Short round Indian man in Stedmans. Behind him a rainbow of long shoehorns. Two feet long. He smiles and wheezes. Did you know that there are things about emphysema that are pleasurable? It’s true. Your lungs can feel soft. Your body’s gratitude for small oxygen is thrilling. You can feel great. I ask about kids clothes. He waves to a rack of things by the ties.

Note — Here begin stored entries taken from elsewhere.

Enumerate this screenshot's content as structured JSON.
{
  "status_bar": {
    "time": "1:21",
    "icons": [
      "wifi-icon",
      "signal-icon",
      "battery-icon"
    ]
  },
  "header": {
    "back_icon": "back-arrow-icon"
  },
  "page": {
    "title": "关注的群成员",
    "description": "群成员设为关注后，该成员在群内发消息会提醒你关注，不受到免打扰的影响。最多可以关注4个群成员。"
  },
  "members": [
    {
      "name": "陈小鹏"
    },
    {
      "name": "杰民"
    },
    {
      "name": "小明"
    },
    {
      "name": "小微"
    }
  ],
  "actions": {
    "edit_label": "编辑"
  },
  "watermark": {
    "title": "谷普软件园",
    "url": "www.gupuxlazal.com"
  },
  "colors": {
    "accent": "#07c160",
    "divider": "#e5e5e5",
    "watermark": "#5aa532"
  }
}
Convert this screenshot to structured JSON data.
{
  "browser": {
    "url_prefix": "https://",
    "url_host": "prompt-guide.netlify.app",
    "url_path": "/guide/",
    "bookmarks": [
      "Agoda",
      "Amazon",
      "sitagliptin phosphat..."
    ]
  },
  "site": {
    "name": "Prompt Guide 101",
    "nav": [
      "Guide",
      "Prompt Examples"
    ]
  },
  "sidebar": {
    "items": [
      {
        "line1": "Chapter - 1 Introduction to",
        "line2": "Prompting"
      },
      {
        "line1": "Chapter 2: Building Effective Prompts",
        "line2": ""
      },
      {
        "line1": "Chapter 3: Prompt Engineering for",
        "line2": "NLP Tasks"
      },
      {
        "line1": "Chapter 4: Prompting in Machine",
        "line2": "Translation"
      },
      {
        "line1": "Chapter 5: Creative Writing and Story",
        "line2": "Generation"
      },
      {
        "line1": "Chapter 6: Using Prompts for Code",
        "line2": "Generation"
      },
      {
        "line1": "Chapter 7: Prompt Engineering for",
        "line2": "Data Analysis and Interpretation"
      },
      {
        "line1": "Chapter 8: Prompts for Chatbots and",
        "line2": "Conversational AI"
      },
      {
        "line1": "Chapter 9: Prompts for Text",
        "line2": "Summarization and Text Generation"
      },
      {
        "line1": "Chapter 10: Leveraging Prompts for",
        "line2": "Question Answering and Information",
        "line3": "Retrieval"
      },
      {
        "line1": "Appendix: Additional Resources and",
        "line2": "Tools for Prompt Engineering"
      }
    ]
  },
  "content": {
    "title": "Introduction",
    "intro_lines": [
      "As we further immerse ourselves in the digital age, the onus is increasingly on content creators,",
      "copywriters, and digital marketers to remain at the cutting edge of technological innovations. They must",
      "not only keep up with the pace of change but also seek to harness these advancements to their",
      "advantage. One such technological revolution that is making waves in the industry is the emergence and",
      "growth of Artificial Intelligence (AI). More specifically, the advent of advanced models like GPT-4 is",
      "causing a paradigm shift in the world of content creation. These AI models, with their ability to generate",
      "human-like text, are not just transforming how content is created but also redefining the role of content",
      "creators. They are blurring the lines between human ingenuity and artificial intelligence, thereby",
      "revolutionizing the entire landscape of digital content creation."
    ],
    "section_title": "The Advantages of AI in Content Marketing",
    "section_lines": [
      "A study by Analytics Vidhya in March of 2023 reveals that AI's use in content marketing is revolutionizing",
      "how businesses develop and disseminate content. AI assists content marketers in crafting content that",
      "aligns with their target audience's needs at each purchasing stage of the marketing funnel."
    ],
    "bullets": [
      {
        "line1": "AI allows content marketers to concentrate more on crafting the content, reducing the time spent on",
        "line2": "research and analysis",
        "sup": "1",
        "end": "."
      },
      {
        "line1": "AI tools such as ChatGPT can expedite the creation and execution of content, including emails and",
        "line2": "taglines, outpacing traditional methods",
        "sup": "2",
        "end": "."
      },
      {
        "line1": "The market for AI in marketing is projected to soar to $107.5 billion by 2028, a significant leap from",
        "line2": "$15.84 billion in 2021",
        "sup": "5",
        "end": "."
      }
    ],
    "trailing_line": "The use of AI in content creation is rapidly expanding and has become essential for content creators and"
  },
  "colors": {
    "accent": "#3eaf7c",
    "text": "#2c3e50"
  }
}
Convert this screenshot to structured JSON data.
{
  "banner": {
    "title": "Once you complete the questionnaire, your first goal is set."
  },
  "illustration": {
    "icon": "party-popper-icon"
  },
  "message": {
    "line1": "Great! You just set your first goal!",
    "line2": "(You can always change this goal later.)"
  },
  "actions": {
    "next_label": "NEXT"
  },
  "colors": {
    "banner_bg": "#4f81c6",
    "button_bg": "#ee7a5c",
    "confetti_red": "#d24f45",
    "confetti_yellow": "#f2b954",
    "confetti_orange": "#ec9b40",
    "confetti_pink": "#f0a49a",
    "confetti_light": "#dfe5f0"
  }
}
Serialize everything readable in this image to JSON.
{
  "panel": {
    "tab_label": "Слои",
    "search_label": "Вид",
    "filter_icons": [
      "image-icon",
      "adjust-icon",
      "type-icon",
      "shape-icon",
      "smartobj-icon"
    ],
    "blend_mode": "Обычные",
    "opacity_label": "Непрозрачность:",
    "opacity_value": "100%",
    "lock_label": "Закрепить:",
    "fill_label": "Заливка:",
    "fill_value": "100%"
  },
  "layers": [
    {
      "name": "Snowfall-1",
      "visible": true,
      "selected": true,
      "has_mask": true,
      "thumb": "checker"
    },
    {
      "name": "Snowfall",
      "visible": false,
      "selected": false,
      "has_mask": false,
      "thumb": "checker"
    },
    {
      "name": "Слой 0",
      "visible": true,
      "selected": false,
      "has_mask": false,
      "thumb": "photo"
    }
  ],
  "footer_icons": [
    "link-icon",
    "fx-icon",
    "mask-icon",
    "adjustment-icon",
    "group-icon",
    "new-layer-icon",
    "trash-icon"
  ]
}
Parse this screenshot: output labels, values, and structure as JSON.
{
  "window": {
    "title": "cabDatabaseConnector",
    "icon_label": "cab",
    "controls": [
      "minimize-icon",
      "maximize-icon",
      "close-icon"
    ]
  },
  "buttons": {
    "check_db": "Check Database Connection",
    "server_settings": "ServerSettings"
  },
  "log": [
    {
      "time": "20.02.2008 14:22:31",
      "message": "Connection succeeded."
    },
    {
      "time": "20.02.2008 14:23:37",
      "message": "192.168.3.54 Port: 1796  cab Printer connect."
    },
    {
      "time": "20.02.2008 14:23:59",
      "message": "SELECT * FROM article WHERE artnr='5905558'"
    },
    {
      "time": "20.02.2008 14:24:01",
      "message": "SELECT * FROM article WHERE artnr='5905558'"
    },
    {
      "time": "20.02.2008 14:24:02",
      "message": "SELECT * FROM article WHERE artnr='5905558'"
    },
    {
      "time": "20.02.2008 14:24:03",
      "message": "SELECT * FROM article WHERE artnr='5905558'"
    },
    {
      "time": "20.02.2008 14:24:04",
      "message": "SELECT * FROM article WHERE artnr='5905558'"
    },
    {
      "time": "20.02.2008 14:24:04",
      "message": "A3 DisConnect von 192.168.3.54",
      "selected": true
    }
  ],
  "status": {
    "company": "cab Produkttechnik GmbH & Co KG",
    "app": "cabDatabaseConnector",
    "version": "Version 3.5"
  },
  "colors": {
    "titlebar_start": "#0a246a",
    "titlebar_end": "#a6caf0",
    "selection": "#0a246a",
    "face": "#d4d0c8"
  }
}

The kid is thin. I grab a t-shirt. Pale blue. Wolf. Nah.
“Pick something.”
The kid looks up. He warily brushes the clothes. Performing, at first, self-conscious, then he makes a choice. I admire this. See who sees you. Then get what you want. He picks a plain brown t-shirt and some jeans. No socks, no underwear. The runners he has on are fine. He strips in the middle of the store and tosses the boy scout shit onto a table of candles. I catch the clerk watching us in the security mirror. Whatever, man. You look like a fuckin’ duck.
The Youth Drop-in has been merged with an AA meeting in the back of an auto body shop. Teenagers and coffee-sipping drunks mix outside. In the past this would be a scene of terrible rape and probably beating. Maybe even death. Now, its all little cheese fingers and cigarette smoke stuck to faces. I wish the kid would talk. He has not spoken once.
I get through the small group and enter the building. It’s a lunchroom for the employees. Chairs in a circle. Some pastries on a glass plate. I have to look down for a second to see a woman with long grey hair and a guitar. I gasp. The face opens up along that line again. That’s going to bother me in time.
“Hi there. I’m Bob.”
Not my name. The woman looks up, her face behind long grey hair.
“Well, hi, Bob. I’m Ashley.”
We both look at the boy for a moment, then look away.
“You’re welcome here.”
There are slogans on the walls. A picture of Jesus.
“Really. You are.”
I can’t look down. The talking face is distracting. Like a TV. I want to hear what’s being said on it.
“Good. Thank you.”
Still can’t look. Makes it harder. I sit. There. The egg settles above the line. Fuckin’ stroke.
“Can I ask you a question, Ashley?”
Ashley bangs a thumb softly on a string.
“Shoot.”
“You know pretty much everybody who comes out to this?”
Ashley frowns deeply and thinks.
“The regulars. Yeah. Why? You looking for someone?”
I lean forward, elbows to knees. Ashley smiles at the kid.
“I am, yes. He’s a thin guy. Gotta funny haircut.”
Ashley gives me a hard look.
“That’s weird. Why would you be looking for him?”
“You’ve seen him? You know him?”
Ashley appears to think again. A performance. Neurotic. She pretends to feel things. Acts like she knows.
“Nope. And I know everybody who comes to these meetings. Nobody new. Nobody different.”
That’s not what you said at first. Not precisely.
There’s hollering outside. Ashley looks at me. She’s still pretending to think about the guy I’m looking for. She thinks, then shakes her head no. I don’t like the hollering outside. Neither does the kid. He’s turned in his chair. It’s 6:45 p.m. The door opens. A teenage girl. She is dramatic. Old Fashioned.
“Chris is on the ground.”
I stand outside the circle around Chris. He is having a seizure. It’s raining. Warm rain. The kids are hugging each other and weeping. The drama teen is down beside Chris.
“No, Chris. No! You can’t die! You can’t! I’ll never find you!”
Chris stops seizing. His hair is soaked. His face the colour of shrimp. He’s sick alright. He’s burning. I can see blood surfacing on his finger tips. He coughs up bright blood. One of his eyes slips below the socket. Thick fluids fill the space. This is viral. Virus is rare. A perfect storm. The receptors have to take territory in the stem cells. Your body has to make the virus. Give it life. Frankenstein. He coughs again and a mist of blood covers his forehead.
Since I’m not certain if these Frankensteins are physically present and therefore contagious, I push the boy back. I don’t need to be here.
The boy and I slip away. The girl falls on Chris, wailing. We hear a muffled
Twenty years ago. That’s when people stopped dying properly. They were dead inasmuch as they stopped being people. But they were alive because they never ceased to move. They didn’t walk. They didn’t do things. They just moved. A strange gentle agitation. Like Parkinson’s disease that kept on post-mortem.